É inquestionável que a
sociedade pós-moderna vivencia uma padronização de comportamentos, valores,
culturas e pretende estabelecer uma racionalização universal causando
sofrimento em quem não se adequa a ela. Weber questiona justamente essa
padronização da razão, pois a realidade é formada por diferentes grupos com
particularidades distintas e consoante a sua sociologia compreensiva o
indivíduo deve ser compreendido por vários aspectos: sociais, políticos,
culturais, psicológicos, econômicos. O ser-humano é complexo e entendê-lo sob a
óptica de uma única razão seria podar a pluralidade social. E o Direito por ser
uma ciência social aplicada e solucionadora de problemas dos indivíduos que
formam essa sociedade multifacetada não pode negar a complexidade social e
individual.
A decisão favorável do
magistrado em questão ao pedido da transexual mostra-se baseado nas garantias
fundamentais constitucionalmente asseguradas (liberdade, igualdade, privacidade
e identidade), no Código Civil e no princípio da proporcionalidade do direito,
mas também perpassa o direito positivado e a racionalidade formal ao considerar
a racionalidade material confirmando a teoria weberiana de que nada é puramente
formal.

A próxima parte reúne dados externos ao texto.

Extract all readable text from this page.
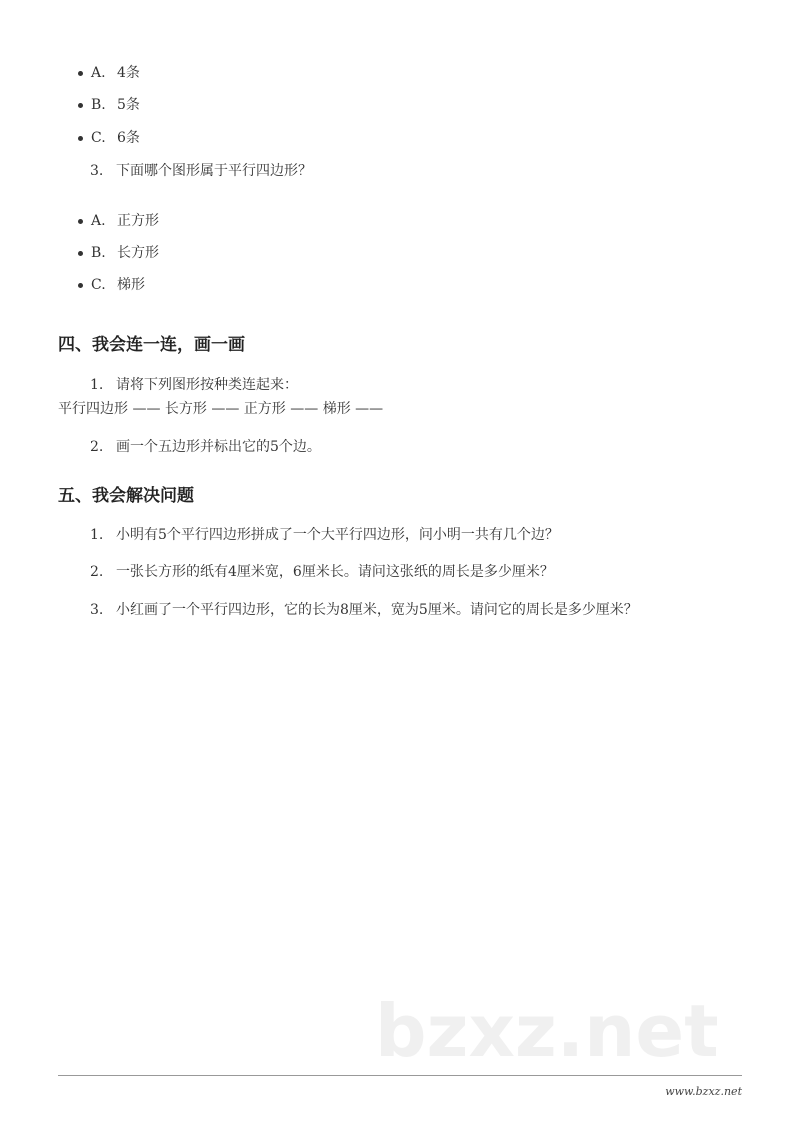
A. 4条
B. 5条
C. 6条
3. 下面哪个图形属于平行四边形？
A. 正方形
B. 长方形
C. 梯形
四、我会连一连，画一画
1. 请将下列图形按种类连起来：
平行四边形 —— 长方形 —— 正方形 —— 梯形 ——
2. 画一个五边形并标出它的5个边。
五、我会解决问题
1. 小明有5个平行四边形拼成了一个大平行四边形，问小明一共有几个边？
2. 一张长方形的纸有4厘米宽，6厘米长。请问这张纸的周长是多少厘米？
3. 小红画了一个平行四边形，它的长为8厘米，宽为5厘米。请问它的周长是多少厘米？
bzxz.net
www.bzxz.net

Desejável seria não haver lacunas no Direito e este fosse para todos,
porém isso é mais difícil numa sociedade capitalista cada vez mais especifista
que segrega o não padronizado e, também, possui um Legislativo que desassiste as minorias, visando a concretização de uma racionalidade formal
fundamentada nos valores de quem o compõe. Contudo, a notoriedade dessa
jurisprudência é um começo para a modificação dessa situação e um insulto ao padrão social vigente. Para o Direito é
imprescindível a utilização de uma lógica multidisciplinar e interdisciplinar
afim de abarcar toda complexidade da realidade. Trabalhar com o Direito,
atualmente, é trabalhar com dimensões plurais e multifacetadas.